After successful fork and exec:

  • Simple, Readiness=Notify: peinit waits for READY=1 via sd_notify. On receipt, the service transitions to Active.
  • Simple, Readiness=Alive: the service transitions to Active immediately (the process exists).
  • Oneshot: peinit waits for the process to exit. Exit code 0 (or a code in SuccessExitCodes) transitions to Completed. With RemainAfterExit=1 the service remains in Completed; without RemainAfterExit it transitions Completed -> Inactive after dependents are released. Non-zero exit transitions to Failed.

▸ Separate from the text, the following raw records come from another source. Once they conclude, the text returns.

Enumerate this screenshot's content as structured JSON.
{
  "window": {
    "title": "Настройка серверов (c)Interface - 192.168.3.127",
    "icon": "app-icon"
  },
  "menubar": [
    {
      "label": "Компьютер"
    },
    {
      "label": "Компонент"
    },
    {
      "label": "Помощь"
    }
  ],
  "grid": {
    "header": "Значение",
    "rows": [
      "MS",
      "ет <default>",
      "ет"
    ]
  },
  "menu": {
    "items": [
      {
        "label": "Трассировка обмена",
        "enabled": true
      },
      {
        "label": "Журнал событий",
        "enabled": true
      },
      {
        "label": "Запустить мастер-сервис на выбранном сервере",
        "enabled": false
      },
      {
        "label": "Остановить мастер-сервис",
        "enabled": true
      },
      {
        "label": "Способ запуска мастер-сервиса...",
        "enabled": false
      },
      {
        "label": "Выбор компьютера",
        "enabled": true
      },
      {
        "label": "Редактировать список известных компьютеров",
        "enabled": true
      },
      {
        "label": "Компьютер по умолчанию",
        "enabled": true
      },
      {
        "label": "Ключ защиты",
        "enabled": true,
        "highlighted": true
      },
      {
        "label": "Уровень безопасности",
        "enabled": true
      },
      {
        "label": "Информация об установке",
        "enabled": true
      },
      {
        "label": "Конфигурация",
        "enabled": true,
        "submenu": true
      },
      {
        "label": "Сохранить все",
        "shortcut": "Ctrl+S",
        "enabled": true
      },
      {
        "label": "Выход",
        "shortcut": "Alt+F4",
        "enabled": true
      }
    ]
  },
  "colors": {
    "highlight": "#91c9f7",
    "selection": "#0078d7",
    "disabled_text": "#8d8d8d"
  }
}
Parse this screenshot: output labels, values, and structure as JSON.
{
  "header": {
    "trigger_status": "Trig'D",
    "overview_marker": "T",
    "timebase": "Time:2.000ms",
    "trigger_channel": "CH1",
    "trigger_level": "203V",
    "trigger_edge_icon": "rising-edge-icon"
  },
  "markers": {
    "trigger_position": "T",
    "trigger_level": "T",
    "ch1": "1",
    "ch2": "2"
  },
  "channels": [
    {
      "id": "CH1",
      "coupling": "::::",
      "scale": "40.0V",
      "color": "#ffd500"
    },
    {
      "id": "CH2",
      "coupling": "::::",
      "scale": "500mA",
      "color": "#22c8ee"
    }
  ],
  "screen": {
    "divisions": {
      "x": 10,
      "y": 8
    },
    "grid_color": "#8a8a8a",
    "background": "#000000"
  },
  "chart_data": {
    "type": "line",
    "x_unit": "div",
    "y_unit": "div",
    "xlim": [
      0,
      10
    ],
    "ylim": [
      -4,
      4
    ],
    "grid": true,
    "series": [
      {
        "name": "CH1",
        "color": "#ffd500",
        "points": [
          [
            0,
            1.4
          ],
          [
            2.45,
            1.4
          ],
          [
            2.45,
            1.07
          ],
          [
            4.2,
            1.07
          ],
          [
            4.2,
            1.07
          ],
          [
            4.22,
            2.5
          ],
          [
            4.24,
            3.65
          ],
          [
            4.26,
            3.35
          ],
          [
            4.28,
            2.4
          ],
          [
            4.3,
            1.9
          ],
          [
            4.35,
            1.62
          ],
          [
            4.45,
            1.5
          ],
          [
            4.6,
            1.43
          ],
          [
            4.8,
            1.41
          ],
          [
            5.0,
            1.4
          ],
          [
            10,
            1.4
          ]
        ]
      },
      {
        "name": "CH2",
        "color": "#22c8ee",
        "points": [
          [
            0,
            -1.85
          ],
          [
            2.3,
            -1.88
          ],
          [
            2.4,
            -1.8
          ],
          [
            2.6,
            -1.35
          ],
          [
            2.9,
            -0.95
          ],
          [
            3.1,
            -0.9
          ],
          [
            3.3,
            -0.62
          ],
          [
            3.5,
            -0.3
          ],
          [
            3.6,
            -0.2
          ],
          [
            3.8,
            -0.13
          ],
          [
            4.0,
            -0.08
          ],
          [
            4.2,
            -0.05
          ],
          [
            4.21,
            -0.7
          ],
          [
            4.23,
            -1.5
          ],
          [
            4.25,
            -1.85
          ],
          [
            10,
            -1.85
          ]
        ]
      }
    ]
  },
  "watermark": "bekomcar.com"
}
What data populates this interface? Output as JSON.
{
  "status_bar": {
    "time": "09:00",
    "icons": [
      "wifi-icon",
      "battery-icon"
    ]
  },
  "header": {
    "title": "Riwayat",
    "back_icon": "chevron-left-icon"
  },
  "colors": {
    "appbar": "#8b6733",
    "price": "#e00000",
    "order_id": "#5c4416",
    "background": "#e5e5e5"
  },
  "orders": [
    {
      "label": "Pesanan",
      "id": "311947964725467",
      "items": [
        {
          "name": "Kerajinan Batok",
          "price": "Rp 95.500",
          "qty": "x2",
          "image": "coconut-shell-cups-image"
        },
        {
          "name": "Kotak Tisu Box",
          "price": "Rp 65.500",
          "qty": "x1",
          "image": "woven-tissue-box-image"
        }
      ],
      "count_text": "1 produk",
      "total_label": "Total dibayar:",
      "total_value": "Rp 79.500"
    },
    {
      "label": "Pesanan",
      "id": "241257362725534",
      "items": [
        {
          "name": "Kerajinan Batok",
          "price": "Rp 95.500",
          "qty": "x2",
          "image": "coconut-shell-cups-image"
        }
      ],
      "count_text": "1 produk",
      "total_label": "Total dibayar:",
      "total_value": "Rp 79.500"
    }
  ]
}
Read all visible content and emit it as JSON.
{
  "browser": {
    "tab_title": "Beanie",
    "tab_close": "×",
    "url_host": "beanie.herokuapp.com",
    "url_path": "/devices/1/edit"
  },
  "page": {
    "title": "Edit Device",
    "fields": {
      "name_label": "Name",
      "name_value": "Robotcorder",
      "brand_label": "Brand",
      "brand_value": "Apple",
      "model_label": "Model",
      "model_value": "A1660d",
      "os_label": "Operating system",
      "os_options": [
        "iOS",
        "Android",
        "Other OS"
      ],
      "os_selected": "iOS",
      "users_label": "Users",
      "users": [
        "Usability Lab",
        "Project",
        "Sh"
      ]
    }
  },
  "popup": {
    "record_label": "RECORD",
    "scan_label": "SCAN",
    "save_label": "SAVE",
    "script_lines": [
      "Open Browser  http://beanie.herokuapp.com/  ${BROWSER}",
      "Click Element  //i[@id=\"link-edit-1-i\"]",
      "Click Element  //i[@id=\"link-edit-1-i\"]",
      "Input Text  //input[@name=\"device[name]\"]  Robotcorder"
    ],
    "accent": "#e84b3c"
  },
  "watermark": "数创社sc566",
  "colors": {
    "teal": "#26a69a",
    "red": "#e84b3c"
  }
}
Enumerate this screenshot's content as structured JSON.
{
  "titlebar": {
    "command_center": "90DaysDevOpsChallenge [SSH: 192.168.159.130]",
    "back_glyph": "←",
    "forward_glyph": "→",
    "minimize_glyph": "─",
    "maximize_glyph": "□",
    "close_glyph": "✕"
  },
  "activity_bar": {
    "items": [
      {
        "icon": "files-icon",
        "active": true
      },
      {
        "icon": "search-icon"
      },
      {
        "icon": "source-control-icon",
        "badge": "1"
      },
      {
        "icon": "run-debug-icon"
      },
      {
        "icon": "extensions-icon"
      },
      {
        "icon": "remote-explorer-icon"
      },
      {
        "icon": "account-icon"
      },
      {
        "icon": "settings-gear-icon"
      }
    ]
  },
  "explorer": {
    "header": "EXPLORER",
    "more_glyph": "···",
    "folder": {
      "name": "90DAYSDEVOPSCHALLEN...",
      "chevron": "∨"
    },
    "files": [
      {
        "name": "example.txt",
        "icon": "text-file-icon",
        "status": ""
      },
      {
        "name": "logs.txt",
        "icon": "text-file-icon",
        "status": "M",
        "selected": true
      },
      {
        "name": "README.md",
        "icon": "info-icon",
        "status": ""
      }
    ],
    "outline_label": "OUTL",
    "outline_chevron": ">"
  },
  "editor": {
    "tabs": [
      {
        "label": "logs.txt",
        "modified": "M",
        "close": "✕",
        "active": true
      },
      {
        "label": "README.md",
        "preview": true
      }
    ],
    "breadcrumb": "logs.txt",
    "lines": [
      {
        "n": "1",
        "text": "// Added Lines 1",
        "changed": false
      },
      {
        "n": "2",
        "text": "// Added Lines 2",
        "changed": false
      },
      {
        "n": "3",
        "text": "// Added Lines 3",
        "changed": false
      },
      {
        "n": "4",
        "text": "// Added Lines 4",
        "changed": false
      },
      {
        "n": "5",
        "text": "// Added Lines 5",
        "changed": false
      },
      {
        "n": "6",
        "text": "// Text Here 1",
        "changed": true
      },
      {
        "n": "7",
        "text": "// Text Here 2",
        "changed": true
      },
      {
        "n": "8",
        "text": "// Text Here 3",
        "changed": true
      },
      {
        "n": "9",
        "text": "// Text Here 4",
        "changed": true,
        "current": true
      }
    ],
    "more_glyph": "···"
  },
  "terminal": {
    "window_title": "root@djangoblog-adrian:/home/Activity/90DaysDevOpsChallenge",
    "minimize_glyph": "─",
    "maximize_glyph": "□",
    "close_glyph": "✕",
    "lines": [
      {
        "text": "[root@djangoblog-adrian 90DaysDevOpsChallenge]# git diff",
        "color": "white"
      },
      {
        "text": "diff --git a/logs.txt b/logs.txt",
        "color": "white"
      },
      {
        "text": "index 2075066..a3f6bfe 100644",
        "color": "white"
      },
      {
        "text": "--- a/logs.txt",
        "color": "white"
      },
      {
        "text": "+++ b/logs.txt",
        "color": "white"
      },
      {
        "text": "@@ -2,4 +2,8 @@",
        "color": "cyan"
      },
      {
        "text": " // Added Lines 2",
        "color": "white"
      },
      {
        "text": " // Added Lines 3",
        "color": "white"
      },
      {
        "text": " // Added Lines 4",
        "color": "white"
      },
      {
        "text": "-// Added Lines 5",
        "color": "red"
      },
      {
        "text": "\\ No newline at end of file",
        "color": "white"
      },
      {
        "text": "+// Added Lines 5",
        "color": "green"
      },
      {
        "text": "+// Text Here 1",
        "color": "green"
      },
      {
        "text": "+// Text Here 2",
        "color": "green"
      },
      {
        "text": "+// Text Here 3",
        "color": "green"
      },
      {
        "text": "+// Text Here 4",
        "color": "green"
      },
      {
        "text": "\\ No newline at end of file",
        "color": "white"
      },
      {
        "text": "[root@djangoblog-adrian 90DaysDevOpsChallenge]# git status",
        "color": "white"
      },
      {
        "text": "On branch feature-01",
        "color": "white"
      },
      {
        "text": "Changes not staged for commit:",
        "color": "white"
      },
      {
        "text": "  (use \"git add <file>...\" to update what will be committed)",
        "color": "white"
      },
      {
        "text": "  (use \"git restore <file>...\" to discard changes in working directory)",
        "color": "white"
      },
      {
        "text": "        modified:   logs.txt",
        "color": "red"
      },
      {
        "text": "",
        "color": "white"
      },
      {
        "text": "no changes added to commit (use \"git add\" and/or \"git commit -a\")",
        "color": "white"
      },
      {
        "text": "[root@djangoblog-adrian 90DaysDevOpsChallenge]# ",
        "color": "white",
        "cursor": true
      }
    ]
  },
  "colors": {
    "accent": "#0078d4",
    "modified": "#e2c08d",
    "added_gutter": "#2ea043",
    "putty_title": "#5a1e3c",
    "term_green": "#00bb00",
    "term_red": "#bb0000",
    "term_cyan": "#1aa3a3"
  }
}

§4.1.3.10 Step 10: Post-readiness

On readiness (Simple) or successful exit (Oneshot):

  1. Run ExecStartPost commands. Each hook is forked into the hooks/ sub-cgroup. Hook failure is logged but MUST NOT fail the service.
  2. Release dependent services (they become eligible to start).
  3. Start the watchdog timer if WatchdogTimeout > 0 (Simple only).
  4. Start the health check timer if HealthCheck is set (Simple only).

§4.1.4 Parent-side failure summary

Steps 2, 4, 5, and 6 can fail before any child process exists. In all four cases, peinit handles the failure entirely in the parent:

  • Clean up any partially created cgroup tree.
  • Transition the service to Failed with cause ParentSetupFailure.
  • Return the error (including errno) to the control socket caller.

These failures are system-level resource exhaustion (fd limits, PID limits, memory, cgroup filesystem errors), not service-specific failures.